We've had this one on our shelves for the better part of a year. Doesn't sell worth a hoot. What's the problem? It must be the packaging because it sure isn't what's in the bottle.
Bastide Miraflors (BM?) is a blend of 75% Syrah with 25% Grenache sourced from fifty-five year old organically farmed vines in a region historically known for that fine blend. That region, Cotes du Roussillon, is the southernmost part of France adjacent to the Spanish border with flatland vineyards closer to the Mediterranean Sea and higher altitude vineyards nearer to the Pyranees Mountains. Bastide utilizes soils of granite, schist and alluvial gravel at altitudes ranging from 35 meters to 150 meters.
Bastide is made by the very modern winery of Domaine Lafage of Peripignan.

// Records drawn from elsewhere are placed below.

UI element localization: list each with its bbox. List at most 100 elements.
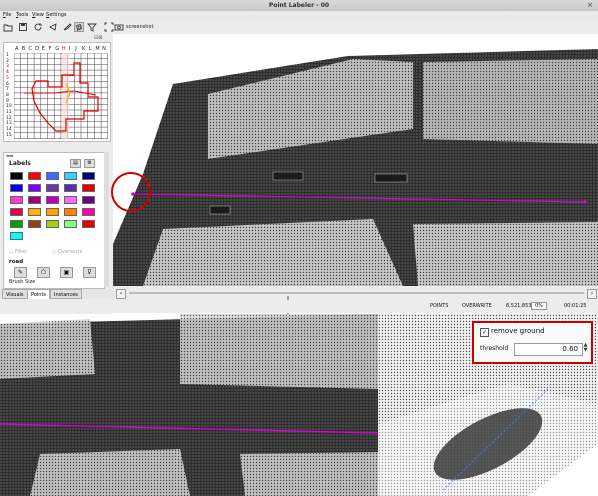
camera-icon[interactable]	[114, 22, 124, 32]
label-color-swatch[interactable]	[46, 184, 59, 192]
labels-panel: ▬▬ Labels ▤ ⚙ ○ Filter ○ Overwrite road …	[3, 152, 105, 289]
point-cloud-viewport[interactable]	[113, 34, 598, 286]
tile-column-header: G	[55, 46, 60, 52]
label-color-swatch[interactable]	[10, 184, 23, 192]
save-icon[interactable]	[18, 22, 28, 32]
brush-icon[interactable]	[62, 22, 72, 32]
menu-tools[interactable]: Tools	[16, 11, 28, 20]
label-color-swatch[interactable]	[82, 184, 95, 192]
threshold-spin-icon[interactable]: ▲ ▼	[582, 343, 589, 354]
label-color-swatch[interactable]	[10, 196, 23, 204]
label-color-swatch[interactable]	[64, 172, 77, 180]
tile-column-header: C	[28, 46, 32, 52]
label-color-swatch[interactable]	[10, 220, 23, 228]
bbox-mode-icon[interactable]: ▣	[60, 267, 73, 278]
label-color-swatch[interactable]	[10, 232, 23, 240]
label-color-swatch[interactable]	[28, 220, 41, 228]
label-color-swatch[interactable]	[10, 172, 23, 180]
menu-bar: File Tools View Settings	[0, 11, 598, 20]
tile-column-header: F	[48, 46, 52, 52]
tile-row-header: 4	[6, 70, 9, 76]
remove-ground-checkbox[interactable]: ✓	[480, 328, 489, 337]
scan-slider-track[interactable]	[129, 292, 584, 294]
threshold-label: threshold	[480, 345, 509, 352]
window-title: Point Labeler - 00	[268, 2, 330, 9]
polygon-select-icon[interactable]	[48, 22, 58, 32]
tab-points[interactable]: Points	[27, 289, 51, 299]
prev-scan-button[interactable]: ‹	[116, 289, 126, 299]
tile-row-header: 5	[6, 75, 9, 81]
label-options-icon[interactable]: ⚙	[84, 159, 95, 168]
elapsed-time: 00:01:25	[564, 303, 587, 309]
reload-icon[interactable]	[33, 22, 43, 32]
tile-column-header: A	[15, 46, 19, 52]
tile-row-header: 1	[6, 53, 9, 58]
tile-row-header: 12	[6, 115, 12, 121]
next-scan-button[interactable]: ›	[587, 289, 597, 299]
labels-scrollbar[interactable]	[104, 152, 109, 287]
remove-ground-label: remove ground	[491, 327, 545, 335]
tab-instances[interactable]: Instances	[50, 289, 82, 299]
label-color-swatch[interactable]	[28, 196, 41, 204]
label-color-swatch[interactable]	[82, 208, 95, 216]
tile-column-header: K	[82, 46, 86, 52]
tile-column-header: N	[102, 46, 106, 52]
screenshot-button[interactable]: screenshot	[126, 23, 153, 31]
label-color-swatch[interactable]	[82, 196, 95, 204]
threshold-input[interactable]: 0.60	[514, 343, 583, 356]
tile-grid[interactable]: ABCDEFGHIJKLMN 1 2 3 4 5 6 7 8 9 10 11 12 13 14 15	[3, 42, 111, 142]
menu-settings[interactable]: Settings	[46, 11, 67, 20]
label-color-swatch[interactable]	[64, 220, 77, 228]
label-list-toggle-icon[interactable]: ▤	[70, 159, 81, 168]
label-color-swatch[interactable]	[28, 172, 41, 180]
tile-column-header: B	[21, 46, 26, 52]
label-color-swatch[interactable]	[64, 184, 77, 192]
overwrite-radio-label: Overwrite	[57, 249, 83, 255]
close-icon[interactable]: ×	[587, 0, 593, 11]
tile-column-header: L	[88, 46, 92, 52]
label-color-swatch[interactable]	[28, 184, 41, 192]
filter-radio[interactable]: ○ Filter	[9, 249, 27, 255]
polygon-label-icon[interactable]	[74, 22, 84, 32]
labels-title: Labels	[9, 160, 31, 167]
tile-row-header: 13	[6, 121, 12, 127]
point-cloud-render[interactable]	[113, 34, 598, 286]
points-count: 8,521,853	[506, 303, 532, 309]
tile-column-header: D	[35, 46, 39, 52]
panel-float-icon[interactable]: ⊟⊠	[94, 35, 102, 41]
tile-column-header: I	[68, 46, 71, 52]
brush-size-label: Brush Size	[9, 279, 36, 285]
label-color-swatch[interactable]	[82, 172, 95, 180]
overwrite-radio[interactable]: ○ Overwrite	[52, 249, 83, 255]
tile-row-header: 14	[6, 127, 12, 133]
label-color-swatch[interactable]	[82, 220, 95, 228]
tab-visuals[interactable]: Visuals	[2, 289, 28, 299]
label-color-swatch[interactable]	[46, 172, 59, 180]
crop-icon[interactable]	[104, 22, 114, 32]
label-color-swatch[interactable]	[46, 196, 59, 204]
zoomed-view-left	[0, 314, 378, 496]
filter-mode-icon[interactable]: ⊽	[83, 267, 96, 278]
filter-radio-label: Filter	[14, 249, 28, 255]
label-color-swatch[interactable]	[46, 208, 59, 216]
filter-icon[interactable]	[87, 22, 97, 32]
label-color-swatch[interactable]	[28, 208, 41, 216]
overwrite-label: OVERWRITE	[462, 303, 492, 309]
tile-column-header: M	[95, 46, 100, 52]
label-color-swatch[interactable]	[64, 208, 77, 216]
label-color-swatch[interactable]	[64, 196, 77, 204]
polygon-mode-icon[interactable]: ⬠	[37, 267, 50, 278]
menu-view[interactable]: View	[32, 11, 44, 20]
tile-column-header: H	[61, 46, 66, 52]
scan-slider-bar: ‹ ›	[113, 286, 598, 300]
tile-row-header: 10	[6, 104, 12, 110]
menu-file[interactable]: File	[3, 11, 11, 20]
label-color-swatch[interactable]	[10, 208, 23, 216]
tile-grid-map[interactable]	[14, 53, 108, 139]
brush-mode-icon[interactable]: ✎	[14, 267, 27, 278]
selected-label-name: road	[9, 259, 24, 265]
open-folder-icon[interactable]	[3, 22, 13, 32]
tile-row-header: 6	[6, 81, 9, 87]
label-color-swatch[interactable]	[46, 220, 59, 228]
toolbar: screenshot	[0, 20, 598, 35]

It is an Indication Geographique Protegee (IGP) level wine, not rising to appellation status (AOP) but not vin d'table either. The IGP Cotes Catalanes, as it is called, is the same geographical region as used in the earlier term, Pyranese-Orientales. That region is hot and dry with poor soils and garrigue covered hills that force vine taproots deep into the earth for sustenance. The resultant wines are known for their concentrated flavors. All of the governmental wine legalese, by the way, is courtesy of the European Union in 2009 when they replaced the previous legal mumbo-jumbo in place since 1968.
What makes this wine so good?
Three things:
The grapes are hand harvested. That means quality control. Harvesting machines don't descriminate. Hands do.
The grapes receive a total of six weeks in maceration before three quarters of the young wine sees a year in concrete. The remainder is put in oak. That's winemaking.
Remember the garrigue mentioned earlier? We've written about it before. It is low lying vegetation that exudes a heady complex herbaceousness. Think - Herbs de Provence. Lavendar and mint. Winemakers in southern France believe that airborne herbaceousness becomes part of a wine's flavor profile. Want more? It is further believed that garrigue soils can transmit that same herbaceousness to vine roots for a furtherance of the same phenomena. Hmmm.